Very slow regex substitution on Unicode string

pbijnens has asked for the wisdom of the Perl Monks concerning the following question:

I have this very strange problem.

In some cases this substition is very slow (several seconds on a short string!)

   s{^\x{feff}*<!-- HINT.*? -->}{};
[download]

Only the "some cases" seems very arbitrary, and I want to understand why.

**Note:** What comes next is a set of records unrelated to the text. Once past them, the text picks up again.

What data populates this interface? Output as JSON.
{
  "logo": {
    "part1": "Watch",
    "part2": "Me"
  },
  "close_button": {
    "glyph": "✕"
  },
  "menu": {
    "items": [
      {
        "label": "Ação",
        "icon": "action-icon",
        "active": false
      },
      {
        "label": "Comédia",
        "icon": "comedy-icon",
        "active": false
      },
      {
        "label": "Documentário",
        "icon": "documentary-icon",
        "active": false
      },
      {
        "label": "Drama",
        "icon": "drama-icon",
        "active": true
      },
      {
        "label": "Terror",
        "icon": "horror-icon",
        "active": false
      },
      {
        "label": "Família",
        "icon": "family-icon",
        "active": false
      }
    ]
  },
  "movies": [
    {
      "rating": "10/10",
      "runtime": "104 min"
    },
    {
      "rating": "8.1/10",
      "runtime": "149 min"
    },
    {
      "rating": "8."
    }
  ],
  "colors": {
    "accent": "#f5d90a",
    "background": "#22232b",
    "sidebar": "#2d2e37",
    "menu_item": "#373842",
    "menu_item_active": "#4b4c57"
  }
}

Here is some code and below the benchmark results.

#!/usr/bin/perl

use strict;
use warnings;

use Encode;
use Benchmark qw(:all);

binmode(STDOUT, ":utf8");

#my $xmlcmt = "<!-- HINT: Some XML comments to be deleted -->";
my $xmlcmt = ""; 
my $str_lat = "My \x{20AC}0.02 of info";
my $str_ara = decode_utf8("\xd8\xa7\xd9\x84\xd8\xa3\xd9\x86\xd8\xb4\xd
+8\xb7\xd8\xa9");


print Encode::is_utf8($str_lat) ? "Is_utf8" : "Not_utf8", "\t";  print
+ $str_lat, "\n";
print Encode::is_utf8($str_ara) ? "Is_utf8" : "Not_utf8", "\t";  print
+ $str_ara, "\n";

timethese(2, {
    "ara nocmt 1step" => sub { s1($str_ara) },
    "ara nocmt 2step" => sub { s2($str_ara) },
    "ara w-cmt 1step" => sub { s1($xmlcmt . $str_ara) },
    "ara w-cmt 2step" => sub { s2($xmlcmt . $str_ara) },
    "lat nocmt 1step" => sub { s1($str_lat) },
    "lat nocmt 2step" => sub { s2($str_lat) },
    "lat w-cmt 1step" => sub { s1($xmlcmt . $str_lat) },
    "lat w-cmt 2step" => sub { s2($xmlcmt . $str_lat) },
 
});

# Do the replacement in 1 step
sub s1
{
    my $s = shift;
    #$s =~ s{^\x{feff}*<!-- .*? -->}{};         # This is fast
    #$s =~ s{^\x{feff}*<!-- Hi.*? -->}{};       # This is fast
    #$s =~ s{^\x{feff}?<!-- HINT.*? -->}{};     # This is fast
    $s =~ s{^\x{feff}*<!-- HINT.*? -->}{};      # This could be slow
}

# Do the replacement in 2 steps
sub s2
{
    my $s = shift;
    $s =~ s{^\x{feff}*}{};
    $s =~ s{^<!-- HINT.*? -->}{};
}
[download]

Here are the benchmarking results (on CentOS 5.6: "This is perl, v5.8.8 built for x86_64-linux-thread-multi"):

ara nocmt 1step:  5 wallclock secs ( 4.72 usr +  0.04 sys =  4.76 CPU) @  0.42/s (n=2)
ara nocmt 2step:  0 wallclock secs ( 0.00 usr +  0.00 sys =  0.00 CPU)
ara w-cmt 1step:  5 wallclock secs ( 4.75 usr +  0.00 sys =  4.75 CPU) @  0.42/s (n=2)
ara w-cmt 2step:  0 wallclock secs ( 0.00 usr +  0.00 sys =  0.00 CPU)
lat nocmt 1step:  0 wallclock secs ( 0.00 usr +  0.00 sys =  0.00 CPU)
lat nocmt 2step:  0 wallclock secs ( 0.00 usr +  0.00 sys =  0.00 CPU)
lat w-cmt 1step:  0 wallclock secs ( 0.00 usr +  0.00 sys =  0.00 CPU)
lat w-cmt 2step:  0 wallclock secs ( 0.00 usr +  0.00 sys =  0.00 CPU)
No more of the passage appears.